Thainara Kaufmann Firmino (21), mulher que torturava o próprio filho de 3 anos, o deixando em condições severas de desnutrição e desidratação, na cidade de Anastácio, foi presa novamente nesta quinta-feira (06) por determinação judicial. Ela também está proibida de se aproximar da criança.
Segundo informações, o pedido foi feito pela delegada de Anastácio Tatiana Zyngier e Silva. A Polícia Civil já havia pedido medida protetiva para que a mulher não se aproxime mais do filho. a Justiça decidiu por determinar que a criança fique em uma unidade de acolhimento do município assim que receber alta. Também há proibição da mãe ou de qualquer familiar visitar a criança.
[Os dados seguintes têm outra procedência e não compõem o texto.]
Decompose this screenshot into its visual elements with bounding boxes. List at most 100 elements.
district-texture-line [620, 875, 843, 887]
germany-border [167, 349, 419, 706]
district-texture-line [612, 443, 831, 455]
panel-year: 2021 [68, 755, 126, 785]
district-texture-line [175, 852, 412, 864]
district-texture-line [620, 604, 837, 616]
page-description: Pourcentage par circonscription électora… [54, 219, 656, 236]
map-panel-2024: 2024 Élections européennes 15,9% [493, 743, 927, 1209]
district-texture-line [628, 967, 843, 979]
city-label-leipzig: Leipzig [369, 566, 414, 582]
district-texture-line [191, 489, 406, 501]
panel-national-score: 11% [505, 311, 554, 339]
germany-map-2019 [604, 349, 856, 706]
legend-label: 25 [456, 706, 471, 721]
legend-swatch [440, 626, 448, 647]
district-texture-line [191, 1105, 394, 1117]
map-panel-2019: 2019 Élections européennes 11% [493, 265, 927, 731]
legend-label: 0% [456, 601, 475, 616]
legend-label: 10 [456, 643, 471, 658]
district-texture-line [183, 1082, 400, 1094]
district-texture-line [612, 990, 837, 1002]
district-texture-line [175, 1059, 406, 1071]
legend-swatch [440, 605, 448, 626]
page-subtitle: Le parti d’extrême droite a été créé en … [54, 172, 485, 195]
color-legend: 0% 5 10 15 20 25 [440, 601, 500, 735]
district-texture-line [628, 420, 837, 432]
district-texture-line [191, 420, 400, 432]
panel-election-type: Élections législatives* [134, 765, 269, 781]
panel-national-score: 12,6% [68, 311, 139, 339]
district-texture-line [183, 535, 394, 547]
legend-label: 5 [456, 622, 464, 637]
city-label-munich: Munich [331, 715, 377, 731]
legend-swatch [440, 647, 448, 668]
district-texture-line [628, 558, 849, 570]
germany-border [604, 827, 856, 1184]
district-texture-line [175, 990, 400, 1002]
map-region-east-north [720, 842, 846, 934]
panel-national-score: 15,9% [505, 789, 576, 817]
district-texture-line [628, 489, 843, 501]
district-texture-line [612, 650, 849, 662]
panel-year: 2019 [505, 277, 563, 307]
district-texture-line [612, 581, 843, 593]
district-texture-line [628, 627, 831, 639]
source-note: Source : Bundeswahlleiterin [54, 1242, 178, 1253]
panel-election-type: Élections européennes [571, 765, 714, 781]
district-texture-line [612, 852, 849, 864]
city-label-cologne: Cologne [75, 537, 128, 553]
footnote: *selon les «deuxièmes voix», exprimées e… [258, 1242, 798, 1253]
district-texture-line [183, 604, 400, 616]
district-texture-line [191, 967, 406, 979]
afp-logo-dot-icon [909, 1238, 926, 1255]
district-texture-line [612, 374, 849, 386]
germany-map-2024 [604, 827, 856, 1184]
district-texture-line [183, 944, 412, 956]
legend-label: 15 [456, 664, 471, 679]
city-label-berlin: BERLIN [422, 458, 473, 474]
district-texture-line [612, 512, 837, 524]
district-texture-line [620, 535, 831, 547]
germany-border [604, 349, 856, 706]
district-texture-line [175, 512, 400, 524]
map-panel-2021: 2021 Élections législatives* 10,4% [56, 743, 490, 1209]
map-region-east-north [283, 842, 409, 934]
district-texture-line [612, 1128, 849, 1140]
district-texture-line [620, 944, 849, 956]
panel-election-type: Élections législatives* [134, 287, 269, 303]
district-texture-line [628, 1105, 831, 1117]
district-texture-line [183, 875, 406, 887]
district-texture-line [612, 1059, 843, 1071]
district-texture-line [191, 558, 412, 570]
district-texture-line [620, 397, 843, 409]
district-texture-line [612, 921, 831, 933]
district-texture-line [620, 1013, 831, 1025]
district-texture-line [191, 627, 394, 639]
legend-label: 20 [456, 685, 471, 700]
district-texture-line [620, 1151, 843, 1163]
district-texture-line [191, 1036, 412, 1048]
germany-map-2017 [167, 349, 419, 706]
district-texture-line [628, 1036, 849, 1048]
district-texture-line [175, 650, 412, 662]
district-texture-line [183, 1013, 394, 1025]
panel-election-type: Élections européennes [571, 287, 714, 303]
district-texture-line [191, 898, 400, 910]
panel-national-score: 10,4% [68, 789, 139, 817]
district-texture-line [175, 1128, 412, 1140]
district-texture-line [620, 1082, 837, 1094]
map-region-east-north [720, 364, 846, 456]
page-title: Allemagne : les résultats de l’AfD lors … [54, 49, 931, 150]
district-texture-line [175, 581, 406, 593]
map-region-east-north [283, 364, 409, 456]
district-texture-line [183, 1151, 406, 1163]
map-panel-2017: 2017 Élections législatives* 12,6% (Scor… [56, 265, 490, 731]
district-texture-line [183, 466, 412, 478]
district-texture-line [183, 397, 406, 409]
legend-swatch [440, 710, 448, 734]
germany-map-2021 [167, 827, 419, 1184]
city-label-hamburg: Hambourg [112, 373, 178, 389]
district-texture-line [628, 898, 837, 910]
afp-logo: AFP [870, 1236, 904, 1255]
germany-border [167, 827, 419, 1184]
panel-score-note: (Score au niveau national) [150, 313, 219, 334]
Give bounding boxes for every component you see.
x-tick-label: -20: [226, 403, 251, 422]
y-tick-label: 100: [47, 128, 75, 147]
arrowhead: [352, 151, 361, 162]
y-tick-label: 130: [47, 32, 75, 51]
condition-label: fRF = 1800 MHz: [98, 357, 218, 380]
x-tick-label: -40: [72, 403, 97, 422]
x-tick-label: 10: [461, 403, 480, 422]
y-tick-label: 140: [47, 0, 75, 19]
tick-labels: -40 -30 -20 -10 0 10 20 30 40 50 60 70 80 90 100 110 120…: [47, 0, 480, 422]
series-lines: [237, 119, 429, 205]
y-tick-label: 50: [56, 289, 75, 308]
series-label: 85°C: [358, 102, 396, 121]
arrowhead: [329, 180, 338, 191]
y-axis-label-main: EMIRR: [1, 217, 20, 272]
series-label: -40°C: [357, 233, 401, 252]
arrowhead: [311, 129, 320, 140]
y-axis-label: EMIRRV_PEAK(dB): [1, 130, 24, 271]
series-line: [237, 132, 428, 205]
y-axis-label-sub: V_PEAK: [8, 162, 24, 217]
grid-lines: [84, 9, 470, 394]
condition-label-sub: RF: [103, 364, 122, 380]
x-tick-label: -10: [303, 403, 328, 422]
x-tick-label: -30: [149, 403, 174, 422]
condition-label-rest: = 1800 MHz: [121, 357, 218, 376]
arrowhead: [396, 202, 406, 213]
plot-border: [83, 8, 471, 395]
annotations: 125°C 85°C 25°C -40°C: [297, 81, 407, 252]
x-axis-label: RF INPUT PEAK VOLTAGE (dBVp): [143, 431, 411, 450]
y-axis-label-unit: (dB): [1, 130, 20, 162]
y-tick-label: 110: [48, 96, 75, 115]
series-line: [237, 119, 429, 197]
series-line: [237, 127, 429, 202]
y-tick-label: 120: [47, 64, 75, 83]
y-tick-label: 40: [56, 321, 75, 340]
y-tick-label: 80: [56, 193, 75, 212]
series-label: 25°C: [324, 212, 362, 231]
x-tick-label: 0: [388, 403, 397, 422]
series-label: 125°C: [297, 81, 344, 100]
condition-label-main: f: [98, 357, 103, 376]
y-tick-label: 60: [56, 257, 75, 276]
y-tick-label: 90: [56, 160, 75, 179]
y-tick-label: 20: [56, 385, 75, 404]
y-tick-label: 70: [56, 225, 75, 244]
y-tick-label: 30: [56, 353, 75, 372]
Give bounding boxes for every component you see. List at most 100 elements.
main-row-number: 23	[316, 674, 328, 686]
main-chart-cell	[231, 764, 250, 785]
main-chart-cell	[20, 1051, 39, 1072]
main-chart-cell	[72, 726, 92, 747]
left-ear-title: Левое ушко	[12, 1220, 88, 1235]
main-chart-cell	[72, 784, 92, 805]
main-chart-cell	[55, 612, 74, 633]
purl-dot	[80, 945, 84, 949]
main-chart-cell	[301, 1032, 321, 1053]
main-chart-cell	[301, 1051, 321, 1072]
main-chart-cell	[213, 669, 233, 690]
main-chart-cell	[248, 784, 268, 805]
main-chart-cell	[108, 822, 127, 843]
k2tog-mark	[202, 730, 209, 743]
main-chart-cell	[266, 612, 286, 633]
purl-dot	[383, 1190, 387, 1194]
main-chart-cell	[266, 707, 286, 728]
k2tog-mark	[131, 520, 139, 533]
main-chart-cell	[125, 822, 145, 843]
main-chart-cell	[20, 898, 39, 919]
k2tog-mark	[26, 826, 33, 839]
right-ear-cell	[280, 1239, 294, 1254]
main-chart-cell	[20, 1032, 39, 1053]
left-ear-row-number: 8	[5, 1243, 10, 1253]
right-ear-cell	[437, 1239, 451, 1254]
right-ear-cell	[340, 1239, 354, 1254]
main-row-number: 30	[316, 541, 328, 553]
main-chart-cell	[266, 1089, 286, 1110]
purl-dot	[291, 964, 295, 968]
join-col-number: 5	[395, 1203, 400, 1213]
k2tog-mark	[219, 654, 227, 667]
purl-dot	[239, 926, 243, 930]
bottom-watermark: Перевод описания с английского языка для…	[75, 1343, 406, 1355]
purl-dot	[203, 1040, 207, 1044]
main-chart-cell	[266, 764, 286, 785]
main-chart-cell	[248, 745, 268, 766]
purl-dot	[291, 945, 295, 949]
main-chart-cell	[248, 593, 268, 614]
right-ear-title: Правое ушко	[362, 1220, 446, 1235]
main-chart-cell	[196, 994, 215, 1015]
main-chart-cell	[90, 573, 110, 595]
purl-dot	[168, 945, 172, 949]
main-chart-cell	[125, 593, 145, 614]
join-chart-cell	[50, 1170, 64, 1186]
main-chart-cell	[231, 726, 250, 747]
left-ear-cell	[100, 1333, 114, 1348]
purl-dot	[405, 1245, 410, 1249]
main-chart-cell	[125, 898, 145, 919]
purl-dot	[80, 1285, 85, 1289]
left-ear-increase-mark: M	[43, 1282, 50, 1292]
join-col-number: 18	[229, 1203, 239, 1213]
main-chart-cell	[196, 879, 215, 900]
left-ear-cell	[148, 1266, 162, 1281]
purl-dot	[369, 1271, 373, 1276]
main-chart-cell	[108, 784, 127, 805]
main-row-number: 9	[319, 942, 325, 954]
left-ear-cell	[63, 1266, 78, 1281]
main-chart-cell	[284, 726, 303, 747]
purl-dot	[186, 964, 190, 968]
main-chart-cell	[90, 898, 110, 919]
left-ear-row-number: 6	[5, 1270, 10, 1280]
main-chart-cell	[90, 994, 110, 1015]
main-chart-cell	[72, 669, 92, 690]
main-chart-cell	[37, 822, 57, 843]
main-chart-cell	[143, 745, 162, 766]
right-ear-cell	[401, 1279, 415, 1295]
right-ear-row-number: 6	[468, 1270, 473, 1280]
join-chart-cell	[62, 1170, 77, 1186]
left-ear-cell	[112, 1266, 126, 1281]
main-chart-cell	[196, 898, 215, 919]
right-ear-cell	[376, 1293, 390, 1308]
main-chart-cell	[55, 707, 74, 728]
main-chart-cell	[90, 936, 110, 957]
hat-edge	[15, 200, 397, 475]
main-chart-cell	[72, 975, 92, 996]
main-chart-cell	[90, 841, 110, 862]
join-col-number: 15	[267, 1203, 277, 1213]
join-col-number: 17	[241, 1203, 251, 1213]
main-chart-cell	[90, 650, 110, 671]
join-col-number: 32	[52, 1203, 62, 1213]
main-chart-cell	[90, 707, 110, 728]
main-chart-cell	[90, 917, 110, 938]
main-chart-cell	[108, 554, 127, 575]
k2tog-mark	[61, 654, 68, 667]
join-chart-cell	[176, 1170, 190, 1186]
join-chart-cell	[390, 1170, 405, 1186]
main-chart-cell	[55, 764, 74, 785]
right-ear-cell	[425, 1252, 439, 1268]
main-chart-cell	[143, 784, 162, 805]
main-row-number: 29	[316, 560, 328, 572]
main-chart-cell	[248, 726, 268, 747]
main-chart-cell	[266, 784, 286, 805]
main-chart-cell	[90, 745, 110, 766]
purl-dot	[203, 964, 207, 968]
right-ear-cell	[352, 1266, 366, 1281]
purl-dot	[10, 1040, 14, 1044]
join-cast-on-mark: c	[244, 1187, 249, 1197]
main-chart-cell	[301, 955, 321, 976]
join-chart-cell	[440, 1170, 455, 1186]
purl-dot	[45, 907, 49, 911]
A Polícia Civil também está apurando se outras pessoas foram negligentes nos cuidados com a criança. No momento, o menino está acompanhado de uma assistente social no Hospital Regional em Campo Grande, onde recebe os cuidados necessários.
Thainara já havia sido presa pela Polícia Militar na noite de segunda-feira (03) em Anastácio, após levar seu filho de apenas 3 anos ao Hospital com sinais claros de maus-tratos e desnutrição.
Segundo informações, a mulher chegou na Unidade com a criança apresentando feridas pela cabeça, lesão no queixo, nos braços e por toda a região do abdome, com sinais de desnutrição e desidratação. Questionada sobre aquela situação, contou que estava trabalhando em uma fazenda e que o filho estava sob os cuidados da sobra, e quando chegou, viu a criança naquelas condições.
O Conselho Tutelar e a Polícia Militar foram acionados e em contato com a sogra de Thainara, esta negou o fato, disse que quem batia na criança era a própria mãe e que eles moravam com ela. Já a “genitora” do menino começou a se contradizer, dizendo que a irmã quem espancava a criança. A irmã então comprovou através de vídeo que quem de fato judiava da criança era a própria mãe.
A criança precisou ser encaminhada com urgência vaga zero para Hospital de Referência na Capital.
O que mais revoltou as equipes que atenderam esta ocorrência é que, muita gente presenciava essas agressões, mas ninguém tomava providências. Até amarrada a criança ficava. A Polícia Militar também se deparou com um ambiente insalubre e com pessoas totalmente alcoolizadas.